While she agreed with all the decisions and most of the reasoning behind them, the consensus regarding other states’ positions on abortion was not relevant.

There was not, as she saw it, a consensus on the key issue of the balance to be struck between the competing issues of the “women’s right to respect for their private lives and a legitimate aim of a recognised public interest in protecting a right to life of the unborn”.

In respect of A and B, the court ruled that the existing prohibition on abortion in Ireland struck a “fair balance” between the right of the applicants to respect of their private lives and the rights of the unborn.

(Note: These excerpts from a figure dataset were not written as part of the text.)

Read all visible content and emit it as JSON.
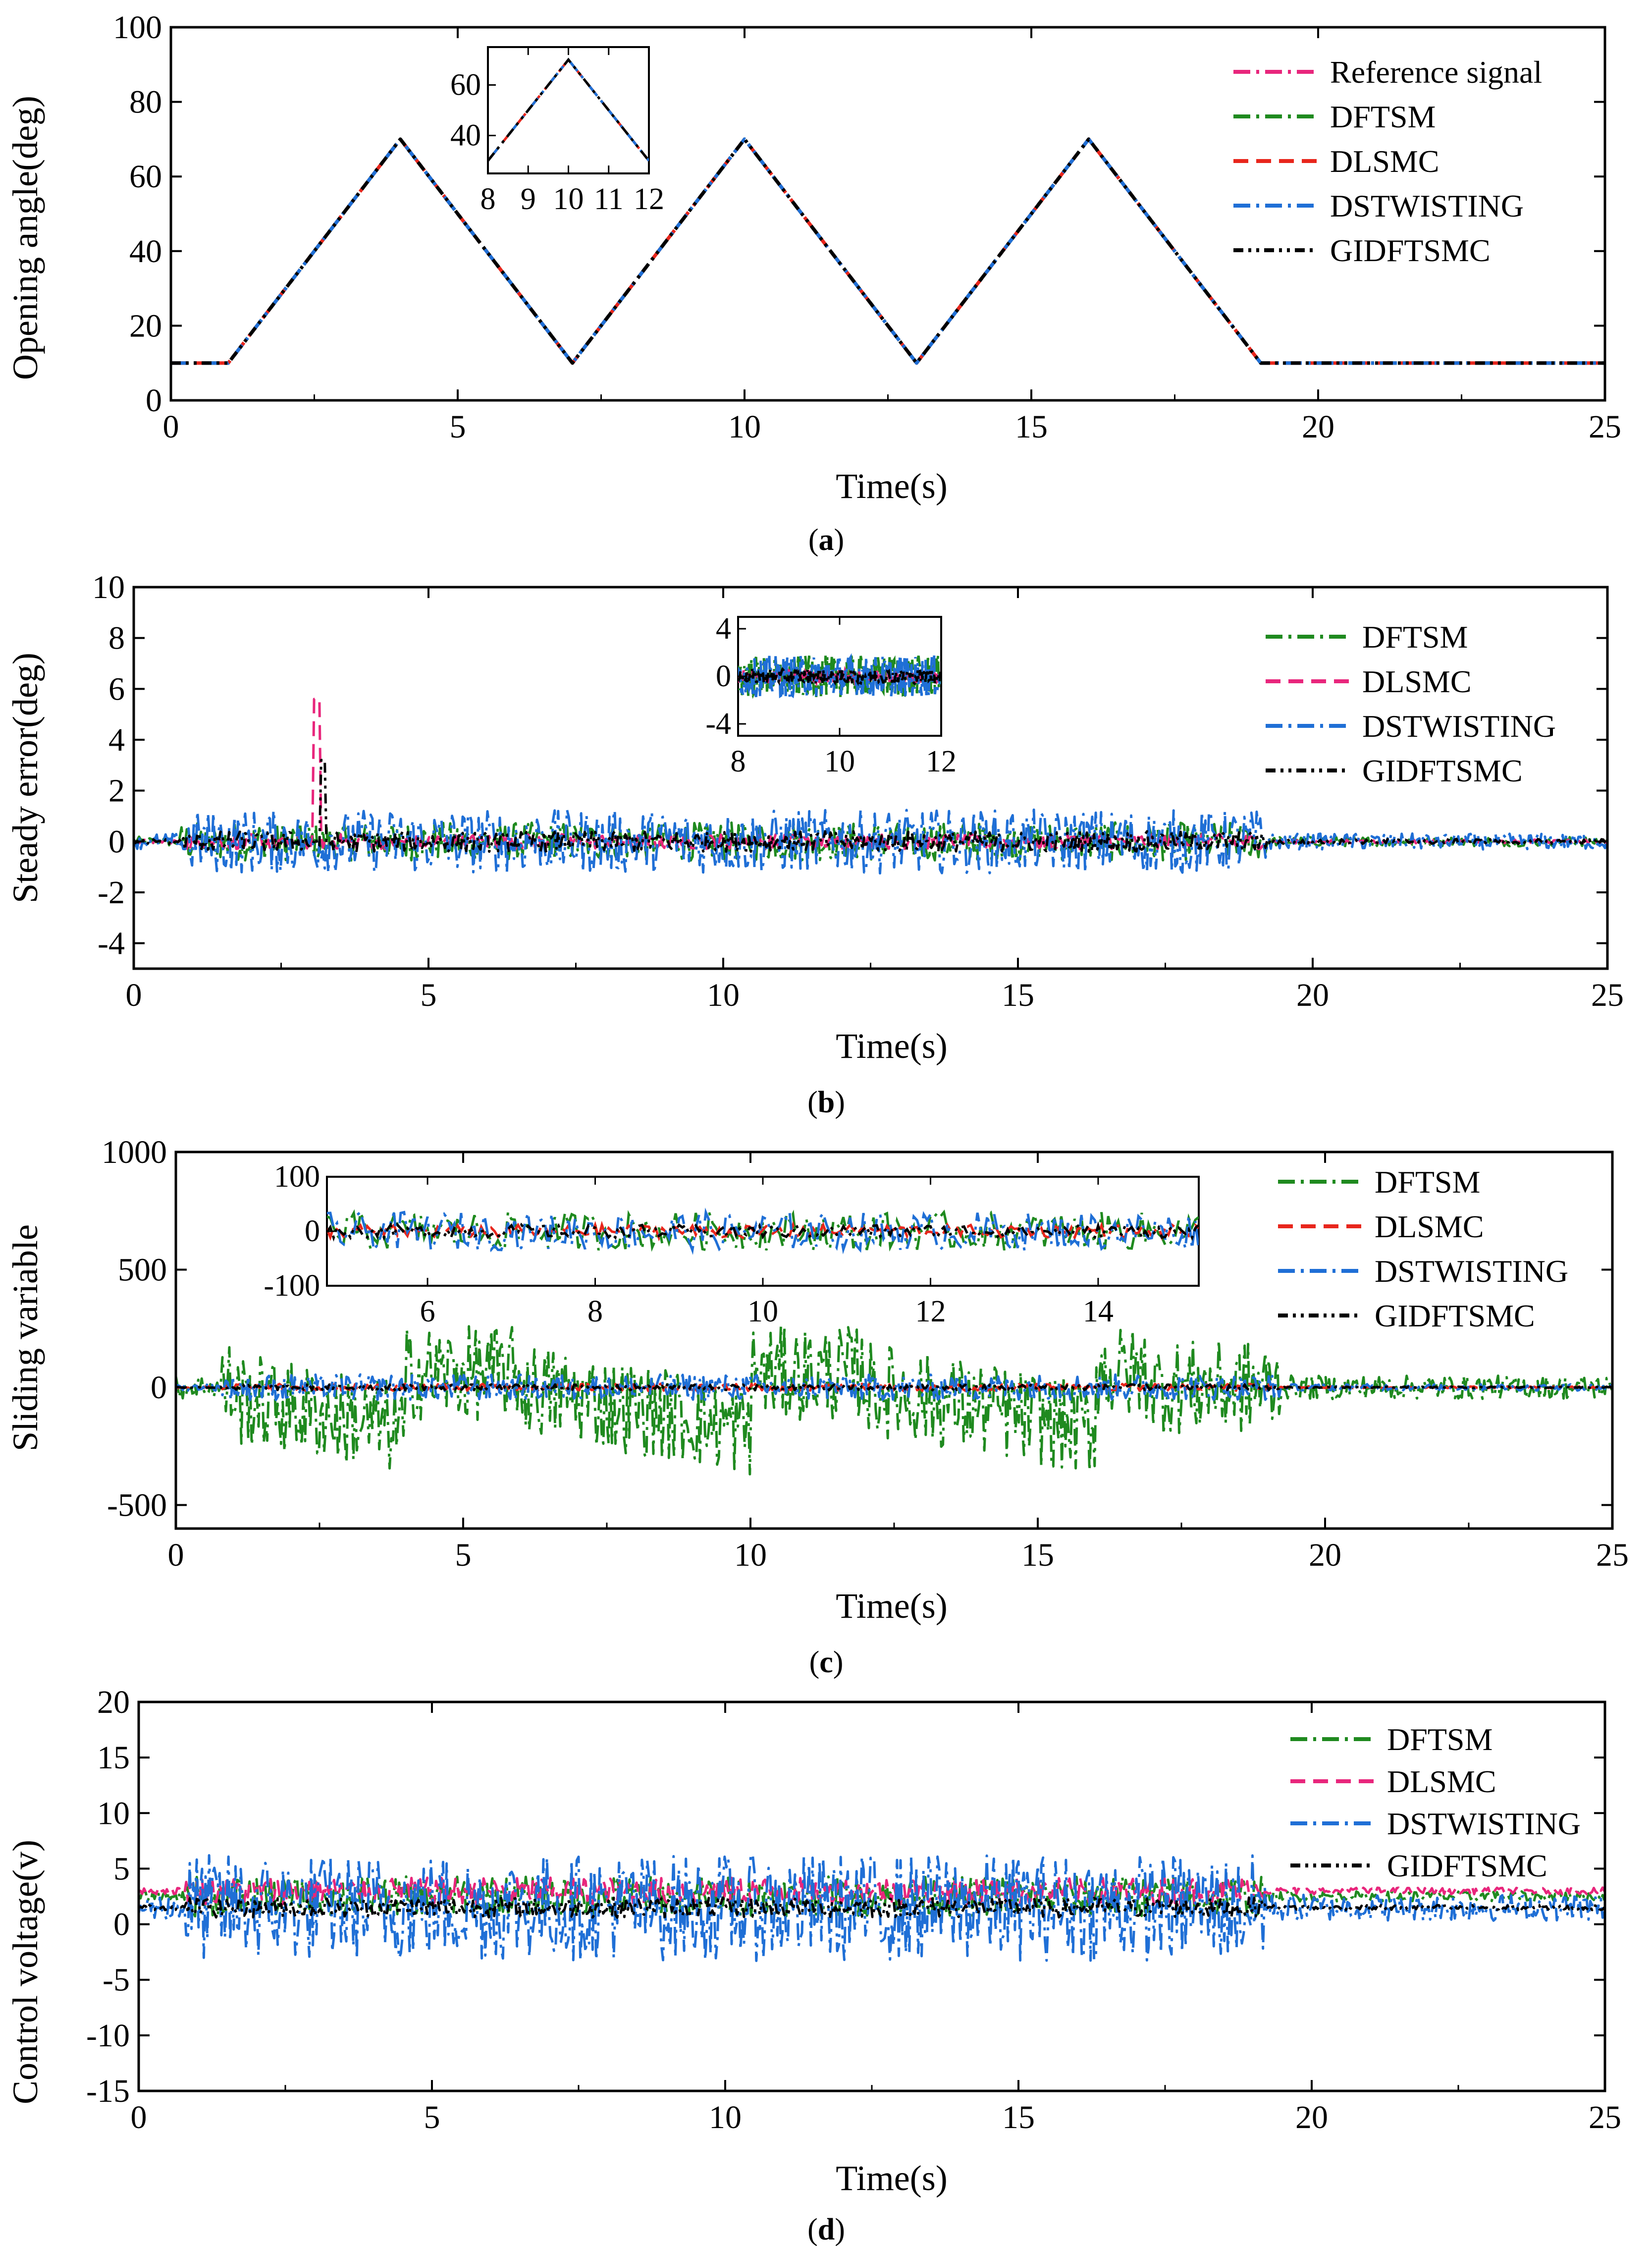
{
  "figure": {
    "colors": {
      "ref": "#e8267c",
      "dftsm": "#1f8a1f",
      "dlsmc": "#e8261c",
      "dlsmc_pink": "#e8267c",
      "dstwisting": "#1f6fd6",
      "gidftsmc": "#000000"
    }
  },
  "chart_data": [
    {
      "id": "a",
      "type": "line",
      "caption": "(a)",
      "caption_letter": "a",
      "xlabel": "Time(s)",
      "ylabel": "Opening angle(deg)",
      "xlim": [
        0,
        25
      ],
      "ylim": [
        0,
        100
      ],
      "xticks": [
        "0",
        "5",
        "10",
        "15",
        "20",
        "25"
      ],
      "yticks": [
        "0",
        "20",
        "40",
        "60",
        "80",
        "100"
      ],
      "x": [
        0,
        1,
        4,
        7,
        10,
        13,
        16,
        19,
        25
      ],
      "series": [
        {
          "name": "Reference signal",
          "color": "#e8267c",
          "values": [
            10,
            10,
            70,
            10,
            70,
            10,
            70,
            10,
            10
          ]
        },
        {
          "name": "DFTSM",
          "color": "#1f8a1f",
          "values": [
            10,
            10,
            70,
            10,
            70,
            10,
            70,
            10,
            10
          ]
        },
        {
          "name": "DLSMC",
          "color": "#e8261c",
          "values": [
            10,
            10,
            70,
            10,
            70,
            10,
            70,
            10,
            10
          ]
        },
        {
          "name": "DSTWISTING",
          "color": "#1f6fd6",
          "values": [
            10,
            10,
            70,
            10,
            70,
            10,
            70,
            10,
            10
          ]
        },
        {
          "name": "GIDFTSMC",
          "color": "#000000",
          "values": [
            10,
            10,
            70,
            10,
            70,
            10,
            70,
            10,
            10
          ]
        }
      ],
      "inset": {
        "xlim": [
          8,
          12
        ],
        "ylim": [
          25,
          75
        ],
        "xticks": [
          "8",
          "9",
          "10",
          "11",
          "12"
        ],
        "yticks": [
          "40",
          "60"
        ],
        "x": [
          8,
          10,
          12
        ],
        "values": [
          30,
          70,
          30
        ]
      }
    },
    {
      "id": "b",
      "type": "line",
      "caption": "(b)",
      "caption_letter": "b",
      "xlabel": "Time(s)",
      "ylabel": "Steady error(deg)",
      "xlim": [
        0,
        25
      ],
      "ylim": [
        -5,
        10
      ],
      "xticks": [
        "0",
        "5",
        "10",
        "15",
        "20",
        "25"
      ],
      "yticks": [
        "-4",
        "-2",
        "0",
        "2",
        "4",
        "6",
        "8",
        "10"
      ],
      "series": [
        {
          "name": "DFTSM",
          "color": "#1f8a1f",
          "amplitude": 1.5
        },
        {
          "name": "DLSMC",
          "color": "#e8267c",
          "amplitude": 0.6,
          "peak": {
            "x": 3.1,
            "y": 5.6
          }
        },
        {
          "name": "DSTWISTING",
          "color": "#1f6fd6",
          "amplitude": 2.5
        },
        {
          "name": "GIDFTSMC",
          "color": "#000000",
          "amplitude": 0.8,
          "peak": {
            "x": 3.2,
            "y": 3.2
          }
        }
      ],
      "inset": {
        "xlim": [
          8,
          12
        ],
        "ylim": [
          -5,
          5
        ],
        "xticks": [
          "8",
          "10",
          "12"
        ],
        "yticks": [
          "4",
          "0",
          "-4"
        ]
      }
    },
    {
      "id": "c",
      "type": "line",
      "caption": "(c)",
      "caption_letter": "c",
      "xlabel": "Time(s)",
      "ylabel": "Sliding variable",
      "xlim": [
        0,
        25
      ],
      "ylim": [
        -600,
        1000
      ],
      "xticks": [
        "0",
        "5",
        "10",
        "15",
        "20",
        "25"
      ],
      "yticks": [
        "-500",
        "0",
        "500",
        "1000"
      ],
      "series": [
        {
          "name": "DFTSM",
          "color": "#1f8a1f",
          "amplitude": 400
        },
        {
          "name": "DLSMC",
          "color": "#e8261c",
          "amplitude": 30
        },
        {
          "name": "DSTWISTING",
          "color": "#1f6fd6",
          "amplitude": 110
        },
        {
          "name": "GIDFTSMC",
          "color": "#000000",
          "amplitude": 25
        }
      ],
      "inset": {
        "xlim": [
          4.8,
          15.2
        ],
        "ylim": [
          -100,
          100
        ],
        "xticks": [
          "6",
          "8",
          "10",
          "12",
          "14"
        ],
        "yticks": [
          "100",
          "0",
          "-100"
        ]
      }
    },
    {
      "id": "d",
      "type": "line",
      "caption": "(d)",
      "caption_letter": "d",
      "xlabel": "Time(s)",
      "ylabel": "Control voltage(v)",
      "xlim": [
        0,
        25
      ],
      "ylim": [
        -15,
        20
      ],
      "xticks": [
        "0",
        "5",
        "10",
        "15",
        "20",
        "25"
      ],
      "yticks": [
        "-15",
        "-10",
        "-5",
        "0",
        "5",
        "10",
        "15",
        "20"
      ],
      "series": [
        {
          "name": "DFTSM",
          "color": "#1f8a1f",
          "amplitude": 3
        },
        {
          "name": "DLSMC",
          "color": "#e8267c",
          "amplitude": 2
        },
        {
          "name": "DSTWISTING",
          "color": "#1f6fd6",
          "amplitude": 8
        },
        {
          "name": "GIDFTSMC",
          "color": "#000000",
          "amplitude": 1.5
        }
      ]
    }
  ]
}
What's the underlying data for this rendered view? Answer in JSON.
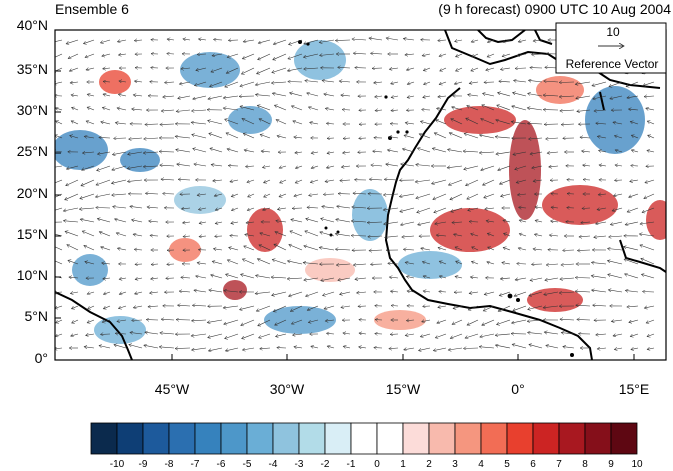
{
  "header": {
    "left": "Ensemble 6",
    "right": "(9 h forecast) 0900 UTC 10 Aug 2004"
  },
  "reference_vector": {
    "magnitude": "10",
    "label": "Reference Vector"
  },
  "axes": {
    "y_ticks": [
      "40°N",
      "35°N",
      "30°N",
      "25°N",
      "20°N",
      "15°N",
      "10°N",
      "5°N",
      "0°"
    ],
    "x_ticks": [
      "45°W",
      "30°W",
      "15°W",
      "0°",
      "15°E"
    ]
  },
  "colorbar": {
    "labels": [
      "-10",
      "-9",
      "-8",
      "-7",
      "-6",
      "-5",
      "-4",
      "-3",
      "-2",
      "-1",
      "0",
      "1",
      "2",
      "3",
      "4",
      "5",
      "6",
      "7",
      "8",
      "9",
      "10"
    ],
    "colors": [
      "#0b2a4d",
      "#0e3e75",
      "#1d5a9c",
      "#2b6fb0",
      "#3682bd",
      "#4d97c9",
      "#6aaed6",
      "#8fc3de",
      "#b2dce8",
      "#d9eef6",
      "#ffffff",
      "#ffffff",
      "#fcdcd9",
      "#f8baad",
      "#f5967f",
      "#f26d55",
      "#e8402e",
      "#cc2423",
      "#a81820",
      "#850f1a",
      "#5e0712"
    ],
    "accent": {
      "blue": "#3682bd",
      "red": "#e8402e"
    }
  }
}
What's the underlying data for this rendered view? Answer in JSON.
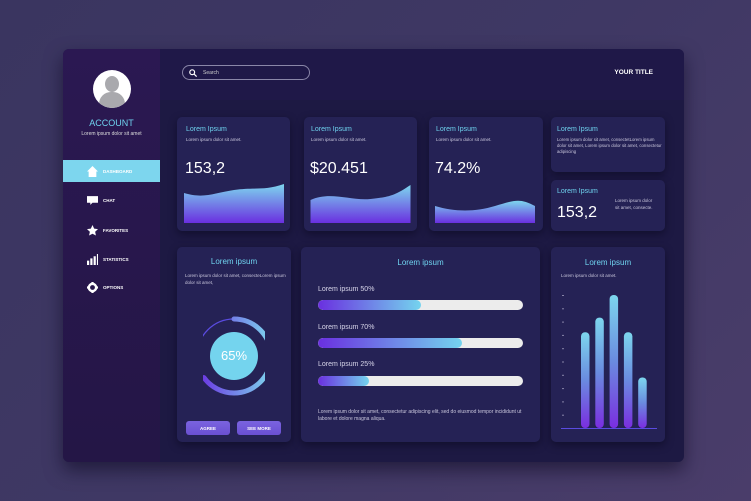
{
  "sidebar": {
    "account_title": "ACCOUNT",
    "account_subtitle": "Lorem ipsum dolor sit amet",
    "items": [
      {
        "label": "DASHBOARD",
        "icon": "home-icon",
        "active": true
      },
      {
        "label": "CHAT",
        "icon": "chat-icon"
      },
      {
        "label": "FAVORITES",
        "icon": "star-icon"
      },
      {
        "label": "STATISTICS",
        "icon": "bar-chart-icon"
      },
      {
        "label": "OPTIONS",
        "icon": "gear-icon"
      }
    ]
  },
  "header": {
    "search_placeholder": "Search",
    "title": "YOUR TITLE"
  },
  "cards": [
    {
      "title": "Lorem Ipsum",
      "text": "Lorem ipsum dolor sit amet.",
      "value": "153,2"
    },
    {
      "title": "Lorem Ipsum",
      "text": "Lorem ipsum dolor sit amet.",
      "value": "$20.451"
    },
    {
      "title": "Lorem Ipsum",
      "text": "Lorem ipsum dolor sit amet.",
      "value": "74.2%"
    },
    {
      "title": "Lorem Ipsum",
      "text": "Lorem ipsum dolor sit amet, consectetLorem ipsum dolor sit amet, Lorem ipsum dolor sit amet, consectetur adipiscing"
    },
    {
      "title": "Lorem Ipsum",
      "value": "153,2",
      "text": "Lorem ipsum dolor sit amet, consecte."
    }
  ],
  "donut_card": {
    "title": "Lorem ipsum",
    "text": "Lorem ipsum dolor sit amet, consecteLorem ipsum dolor sit amet,",
    "percent": 65,
    "percent_label": "65%",
    "agree_label": "AGREE",
    "see_more_label": "SEE MORE"
  },
  "progress_card": {
    "title": "Lorem ipsum",
    "bars": [
      {
        "label": "Lorem ipsum 50%",
        "value": 50
      },
      {
        "label": "Lorem ipsum 70%",
        "value": 70
      },
      {
        "label": "Lorem ipsum 25%",
        "value": 25
      }
    ],
    "text": "Lorem ipsum dolor sit amet, consectetur adipiscing elit, sed do eiusmod tempor incididunt ut labore et dolore magna aliqua."
  },
  "chart_card": {
    "title": "Lorem ipsum",
    "text": "Lorem ipsum dolor sit amet."
  },
  "chart_data": {
    "type": "bar",
    "values": [
      7.2,
      8.3,
      10,
      7.2,
      3.8
    ],
    "ylim": [
      0,
      10
    ],
    "grid": false,
    "colors": [
      "#7a2ee0",
      "#7dd6ee"
    ]
  },
  "colors": {
    "accent": "#6fd3ef",
    "active_nav": "#7dd6ee",
    "sidebar": "#2a1750",
    "panel": "#1d1943",
    "card": "#252255",
    "button": "#7160dc"
  }
}
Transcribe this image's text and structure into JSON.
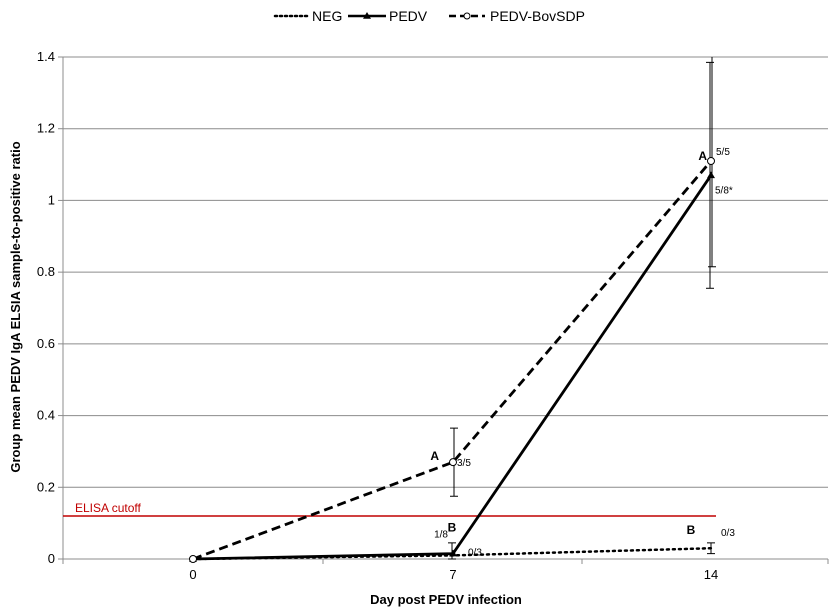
{
  "chart_data": {
    "type": "line",
    "title": "",
    "xlabel": "Day post PEDV infection",
    "ylabel": "Group mean PEDV IgA ELSIA sample-to-positive ratio",
    "x": [
      0,
      7,
      14
    ],
    "x_tick_labels": [
      "0",
      "7",
      "14"
    ],
    "ylim": [
      0,
      1.4
    ],
    "y_ticks": [
      0,
      0.2,
      0.4,
      0.6,
      0.8,
      1,
      1.2,
      1.4
    ],
    "y_tick_labels": [
      "0",
      "0.2",
      "0.4",
      "0.6",
      "0.8",
      "1",
      "1.2",
      "1.4"
    ],
    "grid": "horizontal",
    "legend_position": "top",
    "series": [
      {
        "name": "NEG",
        "style": "dotted",
        "marker": "none",
        "color": "#000000",
        "values": [
          0,
          0.01,
          0.03
        ],
        "error": [
          null,
          null,
          0.015
        ]
      },
      {
        "name": "PEDV",
        "style": "solid",
        "marker": "triangle",
        "color": "#000000",
        "values": [
          0,
          0.015,
          1.07
        ],
        "error": [
          null,
          0.03,
          0.315
        ]
      },
      {
        "name": "PEDV-BovSDP",
        "style": "dashed",
        "marker": "open-circle",
        "color": "#000000",
        "values": [
          0,
          0.27,
          1.11
        ],
        "error": [
          null,
          0.095,
          0.295
        ]
      }
    ],
    "reference_line": {
      "label": "ELISA cutoff",
      "value": 0.12,
      "color": "#c00000"
    },
    "annotations": [
      {
        "text": "A",
        "x": 7,
        "y": 0.27,
        "kind": "group"
      },
      {
        "text": "3/5",
        "x": 7,
        "y": 0.27,
        "kind": "ratio"
      },
      {
        "text": "B",
        "x": 7,
        "y": 0.015,
        "kind": "group"
      },
      {
        "text": "1/8",
        "x": 7,
        "y": 0.015,
        "kind": "ratio"
      },
      {
        "text": "0/3",
        "x": 7,
        "y": 0.01,
        "kind": "ratio"
      },
      {
        "text": "A",
        "x": 14,
        "y": 1.11,
        "kind": "group"
      },
      {
        "text": "5/5",
        "x": 14,
        "y": 1.11,
        "kind": "ratio"
      },
      {
        "text": "5/8*",
        "x": 14,
        "y": 1.07,
        "kind": "ratio"
      },
      {
        "text": "B",
        "x": 14,
        "y": 0.03,
        "kind": "group"
      },
      {
        "text": "0/3",
        "x": 14,
        "y": 0.03,
        "kind": "ratio"
      }
    ]
  }
}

As a signatory to the European Convention on Human Rights – now incorporated into Irish law – the Government is obliged to remedy any breaches of the convention.

The court’s ruling is binding and the Government will now need to remedy the breach of rights of C. It did not specify how the Government should do this, except that accessible and effective procedures were necessary.

The Strasbourg-based court, which is separate from the EU, adjudicates on human rights issues among all 47 member states of the Council of Europe.

In December last year, the Government robustly defended the State’s positions and argued that Ireland’s abortion laws were based on “profound moral values deeply embedded in Irish society”.

Attorney General Paul Gallagher argued that the European Convention on Human Rights had consistently recognised the traditions of different countries regarding the rights of unborn children.